Ce rare bonheur, à cette époque, ne pouvait durer. Le bruit courrait que les Allemands remontaient sur Paris et nous n'étions plus en sécurité. Mon mari m'a suggéré de me réfugier, avec notre fils, chez ma sœur qui habitait Vichy depuis la guerre, avec son mari, Eugène Lévi-Diamant, et leurs deux enfants.
Vichy! Où nous n'aurions jamais dû mettre les pieds! Ce jour maudit du 7 avril 1944, nous venions de prendre le petit déjeuner. Mon mari était venu nous voir, notre fils était souffrant, et il devait ensuite se rendre à Clermont-Ferrand où ses parents étaient réfugiés.

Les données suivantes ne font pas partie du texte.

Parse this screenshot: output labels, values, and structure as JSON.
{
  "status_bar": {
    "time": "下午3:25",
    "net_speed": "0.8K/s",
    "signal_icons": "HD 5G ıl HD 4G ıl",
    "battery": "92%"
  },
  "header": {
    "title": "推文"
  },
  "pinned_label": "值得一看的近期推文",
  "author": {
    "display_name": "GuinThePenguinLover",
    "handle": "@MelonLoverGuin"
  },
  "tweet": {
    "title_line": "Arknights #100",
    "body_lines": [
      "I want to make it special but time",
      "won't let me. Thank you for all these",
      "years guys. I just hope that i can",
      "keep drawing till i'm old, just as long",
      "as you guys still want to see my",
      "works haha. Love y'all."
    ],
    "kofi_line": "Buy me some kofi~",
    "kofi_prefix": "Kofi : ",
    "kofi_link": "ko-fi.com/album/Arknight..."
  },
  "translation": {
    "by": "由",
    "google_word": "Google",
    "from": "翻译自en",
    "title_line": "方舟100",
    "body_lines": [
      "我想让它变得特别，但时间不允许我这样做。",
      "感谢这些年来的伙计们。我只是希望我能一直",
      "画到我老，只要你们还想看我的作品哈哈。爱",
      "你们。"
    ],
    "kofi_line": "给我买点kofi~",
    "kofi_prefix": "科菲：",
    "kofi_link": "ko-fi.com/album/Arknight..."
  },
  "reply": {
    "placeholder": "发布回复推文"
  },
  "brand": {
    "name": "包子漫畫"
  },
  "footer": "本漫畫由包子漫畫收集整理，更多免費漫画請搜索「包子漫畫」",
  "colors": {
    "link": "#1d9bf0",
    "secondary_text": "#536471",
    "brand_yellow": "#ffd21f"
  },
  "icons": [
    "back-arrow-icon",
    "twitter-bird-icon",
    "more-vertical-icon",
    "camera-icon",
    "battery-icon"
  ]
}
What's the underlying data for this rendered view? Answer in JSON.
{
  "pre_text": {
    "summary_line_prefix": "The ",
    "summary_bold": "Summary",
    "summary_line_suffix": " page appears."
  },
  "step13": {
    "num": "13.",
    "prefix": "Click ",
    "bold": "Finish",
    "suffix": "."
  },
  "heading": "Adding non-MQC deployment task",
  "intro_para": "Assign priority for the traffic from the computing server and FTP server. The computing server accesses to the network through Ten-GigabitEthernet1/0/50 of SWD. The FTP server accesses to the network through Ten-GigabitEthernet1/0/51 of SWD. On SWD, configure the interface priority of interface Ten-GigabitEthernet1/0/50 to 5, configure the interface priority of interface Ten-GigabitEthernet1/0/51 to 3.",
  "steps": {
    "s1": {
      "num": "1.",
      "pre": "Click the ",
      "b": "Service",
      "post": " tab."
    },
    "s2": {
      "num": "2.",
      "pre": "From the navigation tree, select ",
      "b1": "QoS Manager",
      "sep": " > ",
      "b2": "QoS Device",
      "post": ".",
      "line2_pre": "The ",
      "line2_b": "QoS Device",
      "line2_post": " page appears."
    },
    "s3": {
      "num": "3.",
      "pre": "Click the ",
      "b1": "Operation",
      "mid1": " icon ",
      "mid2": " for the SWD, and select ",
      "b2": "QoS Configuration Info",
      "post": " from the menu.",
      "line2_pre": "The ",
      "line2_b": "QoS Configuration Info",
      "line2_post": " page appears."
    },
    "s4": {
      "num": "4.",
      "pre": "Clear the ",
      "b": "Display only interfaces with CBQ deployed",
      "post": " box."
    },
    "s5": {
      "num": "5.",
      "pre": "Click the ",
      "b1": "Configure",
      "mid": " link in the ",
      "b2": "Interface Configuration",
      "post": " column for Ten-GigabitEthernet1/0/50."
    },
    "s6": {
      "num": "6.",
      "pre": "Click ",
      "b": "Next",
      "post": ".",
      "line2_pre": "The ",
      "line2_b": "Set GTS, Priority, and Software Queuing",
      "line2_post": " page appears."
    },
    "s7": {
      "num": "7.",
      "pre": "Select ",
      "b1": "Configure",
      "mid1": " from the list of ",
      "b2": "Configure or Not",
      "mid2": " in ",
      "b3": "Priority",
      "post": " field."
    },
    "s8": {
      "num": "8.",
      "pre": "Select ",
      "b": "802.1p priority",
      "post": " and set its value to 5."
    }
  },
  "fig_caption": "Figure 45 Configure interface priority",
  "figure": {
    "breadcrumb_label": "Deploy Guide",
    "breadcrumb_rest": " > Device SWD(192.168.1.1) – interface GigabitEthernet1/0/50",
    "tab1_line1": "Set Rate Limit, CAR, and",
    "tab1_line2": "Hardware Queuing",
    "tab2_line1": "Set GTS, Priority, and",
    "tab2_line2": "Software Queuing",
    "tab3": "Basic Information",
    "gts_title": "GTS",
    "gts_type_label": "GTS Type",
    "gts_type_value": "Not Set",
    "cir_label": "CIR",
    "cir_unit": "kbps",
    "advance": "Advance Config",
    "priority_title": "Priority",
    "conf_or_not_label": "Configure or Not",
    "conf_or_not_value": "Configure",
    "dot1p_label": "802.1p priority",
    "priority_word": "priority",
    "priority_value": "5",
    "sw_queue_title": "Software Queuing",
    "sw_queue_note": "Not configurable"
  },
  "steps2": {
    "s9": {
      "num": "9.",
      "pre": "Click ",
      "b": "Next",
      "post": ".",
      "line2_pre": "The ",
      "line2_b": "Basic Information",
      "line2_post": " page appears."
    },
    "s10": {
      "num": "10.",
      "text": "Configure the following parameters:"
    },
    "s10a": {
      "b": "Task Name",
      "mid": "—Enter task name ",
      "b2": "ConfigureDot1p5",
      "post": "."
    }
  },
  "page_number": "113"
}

Tout à coup… irruption brutale (la porte d'entrée était restée ouverte, les enfants de ma sœur étaient partis pour l'école) de deux hommes en civil parlant français:
- Nous désirons voir M. Levi-Diamant.
Ma sœur leur répond qu'il est absent, travaillant aux environs de Vichy. Apercevant mon mari, ils lui demandent ses papiers. Après y avoir jeté un coup d'œil, ils lui ont dit:
- Suivez-nous pour contrôle de vos papiers.
Nous ne l'avons plus jamais revu.
J'ai empoigné ma valise, pris le train jusqu'à Clermont-Ferrand pour avertir ses parents. Je ne sais plus comment j'ai fait le trajet. Mon beau-frère, réfugié à Ussel, est venu aussitôt. Nous sommes retournés à Vichy, avons contacté l'ambassade de Roumanie (mon mari était né en Roumanie), la Croix-Rouge; nous avons demandé une audience au Ministère Pétain. Partout, lorsqu'ils apprenaient qu'il s'agissait de l'arrestation d'un Juif, un mur se dressait et la même réponse résonnait: «Nous ne pouvons rien faire».
Par la suite, j'ai reçu un mot de mon mari, écrit au crayon, venant de Drancy, me disant dans quelles tristes circonstances il avait eu de nos nouvelles par Eugène Lévi-Diamant qui, lui, a été arrêté sur dénonciation de «bons Français»!
Nous sommes allés chercher mon fils. Horreur! Au 32 rue de Soissons, où nous habitions, les scellés étaient mis. Ma sœur s'était réfugiée avec ses enfants chez des amis et le soir elle avait attendu son mari à la gare de Vichy pour lui apprendre le drame. Elle avait confié mon fils à sa locataire, sachant que je devais venir le chercher.
En me voyant, la locataire a sorti mon fils sur le pas de la porte, habillé de sa grenouillère.
- Laissez-moi prendre ses affaires, lui dis-je.
- Vous n'avez pas le droit d'entrer, les scellés sont mis.
- Donnez-moi au moins de quoi le changer!
Elle m'a donné quelques couches… J'ai pensé au beau trousseau que j'avais préparé dans la joie de la venue au monde. Je n'ai plus rien demandé. La peur régnait.
Serrant mon petit garçon de dix mois contre mon cœur, nous nous sommes sauvés.
Je ne peux terminer ce témoignage sans penser à ma mère, Chana Fridman, déportée à l'âge de 70 ans; à ma sœur, Marie Szcerczewski, déportée à l'âge de 36 ans, avec ses deux filles, Lili et Janine (7 et 14 ans); à ma cousine, dont le mari était prisonnier de guerre, et qui a été déportée avec sa fillette âgée de 2 ans; et tant d'autres cousins et cousines…
Toute ma vie a été bouleversée et mon fils est blessé à vie. Mais ceci est une autre histoire.»